KI-gestütztes Phishing-Kit ermöglicht Fake-Sprachanrufe bei Bank-Kunden

84 Prozent aller in betrügerischer Absicht versandten E-Mails haben einen Phishing-Angriff zum Hintergrund – so zumindest der Ende letzten Jahres erschienene BSI-Report „Die Lage der IT-Sicherheit in Deutschland 2023″. Bei Phishing-Angriffen versuchen Cyberkriminelle, sich durch digitale Kontaktaufnahme mit ihren Opfern in den Besitz ihrer Identitäts- und Authentisierungsdaten zu bringen und diese dann für weitere Angriffe zu nutzen oder an andere Cyberkriminelle weiterzuverkaufen. Vor allem im Bereich des Online-Bankings werden sie immer aktiver, geben sich als vermeintliche Mitarbeiter von Banken und Finanzdienstleistern aus, um Finance-Phishing zu betreiben. Immer häufiger, so der BSI-Report, kommt dabei auch künstliche Intelligenz zum Einsatz.

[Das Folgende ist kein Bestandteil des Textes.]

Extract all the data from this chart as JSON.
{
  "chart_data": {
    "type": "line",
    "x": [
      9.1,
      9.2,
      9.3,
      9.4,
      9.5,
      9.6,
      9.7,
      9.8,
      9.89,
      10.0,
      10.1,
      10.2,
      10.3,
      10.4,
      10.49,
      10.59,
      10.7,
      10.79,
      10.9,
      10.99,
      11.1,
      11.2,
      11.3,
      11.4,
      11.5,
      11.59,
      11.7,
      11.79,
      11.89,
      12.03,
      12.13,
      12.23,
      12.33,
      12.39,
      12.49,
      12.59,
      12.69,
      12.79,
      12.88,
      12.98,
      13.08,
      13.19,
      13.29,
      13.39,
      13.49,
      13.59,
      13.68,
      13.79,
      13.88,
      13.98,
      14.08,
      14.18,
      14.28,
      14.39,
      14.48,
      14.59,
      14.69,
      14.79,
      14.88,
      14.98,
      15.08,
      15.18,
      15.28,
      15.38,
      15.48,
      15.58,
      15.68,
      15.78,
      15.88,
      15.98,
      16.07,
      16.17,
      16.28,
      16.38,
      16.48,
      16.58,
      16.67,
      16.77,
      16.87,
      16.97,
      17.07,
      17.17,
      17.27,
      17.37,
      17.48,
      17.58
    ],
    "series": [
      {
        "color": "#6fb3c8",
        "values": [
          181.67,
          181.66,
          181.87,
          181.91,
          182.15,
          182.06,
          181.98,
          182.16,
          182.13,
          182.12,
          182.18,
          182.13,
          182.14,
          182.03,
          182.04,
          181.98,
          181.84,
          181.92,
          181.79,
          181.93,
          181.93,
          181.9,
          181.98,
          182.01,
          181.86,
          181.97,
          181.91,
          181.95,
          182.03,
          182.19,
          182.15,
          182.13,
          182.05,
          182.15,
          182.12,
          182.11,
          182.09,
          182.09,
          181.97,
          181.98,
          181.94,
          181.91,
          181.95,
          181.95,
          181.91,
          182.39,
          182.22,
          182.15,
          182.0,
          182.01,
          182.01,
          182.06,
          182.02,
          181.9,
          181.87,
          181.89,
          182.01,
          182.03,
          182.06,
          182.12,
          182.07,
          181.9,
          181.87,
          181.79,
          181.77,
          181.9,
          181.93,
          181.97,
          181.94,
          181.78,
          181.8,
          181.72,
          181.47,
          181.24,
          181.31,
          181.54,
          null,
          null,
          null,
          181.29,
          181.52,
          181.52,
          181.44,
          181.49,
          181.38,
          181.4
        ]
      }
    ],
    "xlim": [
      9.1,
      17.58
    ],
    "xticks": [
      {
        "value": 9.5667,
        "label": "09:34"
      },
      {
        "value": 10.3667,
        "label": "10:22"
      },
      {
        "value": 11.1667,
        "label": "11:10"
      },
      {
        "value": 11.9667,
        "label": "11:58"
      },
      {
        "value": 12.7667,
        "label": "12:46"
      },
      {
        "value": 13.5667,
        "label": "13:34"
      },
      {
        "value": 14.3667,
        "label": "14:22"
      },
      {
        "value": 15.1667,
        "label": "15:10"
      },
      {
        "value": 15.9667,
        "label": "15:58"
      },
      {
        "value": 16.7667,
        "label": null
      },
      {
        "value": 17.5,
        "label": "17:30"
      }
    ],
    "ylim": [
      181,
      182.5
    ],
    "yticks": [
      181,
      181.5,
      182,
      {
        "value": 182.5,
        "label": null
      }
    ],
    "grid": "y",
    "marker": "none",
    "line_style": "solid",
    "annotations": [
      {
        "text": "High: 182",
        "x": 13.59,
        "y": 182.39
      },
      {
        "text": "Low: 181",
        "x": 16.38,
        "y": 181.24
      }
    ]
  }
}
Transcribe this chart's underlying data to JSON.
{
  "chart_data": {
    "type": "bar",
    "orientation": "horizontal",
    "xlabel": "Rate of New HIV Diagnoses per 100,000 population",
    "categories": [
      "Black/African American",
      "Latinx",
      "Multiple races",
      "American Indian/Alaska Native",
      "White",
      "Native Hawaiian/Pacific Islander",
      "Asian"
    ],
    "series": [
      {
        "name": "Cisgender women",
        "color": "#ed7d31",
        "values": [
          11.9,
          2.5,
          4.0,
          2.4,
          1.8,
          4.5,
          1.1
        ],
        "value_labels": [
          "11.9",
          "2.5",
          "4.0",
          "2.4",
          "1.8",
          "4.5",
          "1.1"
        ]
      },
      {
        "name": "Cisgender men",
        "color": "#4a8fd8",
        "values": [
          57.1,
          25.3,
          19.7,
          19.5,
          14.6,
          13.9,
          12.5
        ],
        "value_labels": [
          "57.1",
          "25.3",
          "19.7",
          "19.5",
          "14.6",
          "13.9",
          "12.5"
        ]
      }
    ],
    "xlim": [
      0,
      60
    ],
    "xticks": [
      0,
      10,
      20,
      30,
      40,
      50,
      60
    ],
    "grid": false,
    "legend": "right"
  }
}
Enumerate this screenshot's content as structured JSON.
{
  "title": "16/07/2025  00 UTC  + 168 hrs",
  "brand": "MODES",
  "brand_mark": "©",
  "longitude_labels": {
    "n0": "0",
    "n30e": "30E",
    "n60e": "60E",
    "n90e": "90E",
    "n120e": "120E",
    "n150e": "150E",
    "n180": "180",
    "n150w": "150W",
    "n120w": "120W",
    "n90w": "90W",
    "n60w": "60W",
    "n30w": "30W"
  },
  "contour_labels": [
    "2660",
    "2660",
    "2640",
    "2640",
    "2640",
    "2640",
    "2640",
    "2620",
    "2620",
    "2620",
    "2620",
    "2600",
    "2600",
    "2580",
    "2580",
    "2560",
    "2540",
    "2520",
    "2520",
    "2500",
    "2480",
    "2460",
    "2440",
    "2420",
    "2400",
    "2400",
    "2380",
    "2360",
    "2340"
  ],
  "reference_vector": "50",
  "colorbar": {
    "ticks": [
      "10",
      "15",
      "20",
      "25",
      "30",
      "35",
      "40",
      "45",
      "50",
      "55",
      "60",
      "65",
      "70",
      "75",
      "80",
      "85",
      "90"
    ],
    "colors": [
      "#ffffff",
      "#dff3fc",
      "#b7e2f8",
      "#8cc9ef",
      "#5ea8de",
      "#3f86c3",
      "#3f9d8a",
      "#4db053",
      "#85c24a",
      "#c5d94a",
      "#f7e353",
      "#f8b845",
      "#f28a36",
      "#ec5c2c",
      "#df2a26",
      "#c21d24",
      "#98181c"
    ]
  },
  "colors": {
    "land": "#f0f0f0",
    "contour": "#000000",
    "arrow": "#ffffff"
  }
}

Was dies konkret bedeutet, haben nun vor kurzem Forscher des Cybersicherheits-Anbieters Group-IB in einem exklusiven Blogbeitrag vorgestellt. Ins Visier hatten sie hierzu die Cyberaktivitäten der spanischen kriminellen Gruppe GXC Team genommen. Die Gruppe betreibt eine Phishing-as-a-Service-Plattform, mit der Anmeldedaten von Bankkunden kompromittiert und entwendet werden können. Das Besondere: Die Plattform operiert unter Zuhilfenahme einer KI, die es ihren Nutzern unter anderem ermöglicht, ferngesteuert Fake-Telefonanrufe zu generieren. Als ‚Upgrade‘ ist zudem eine SMS-OTP-Stealer-Malware erhältlich, mit der, sollten ihre Opfer sie installieren, von ihrer Bank versandte Einmalpasswörter eingesehen werden können. Der Preis für das Phishing-Kit allein liegt zwischen 137 und 824 Euro, der für das ‚Upgrade‘-Paket, bestehend aus Phishing-Kit und Malware, bei etwa 457 Euro – pro Monat, denn Plattform und Malware werden als as-a-Service-Lösung vertrieben.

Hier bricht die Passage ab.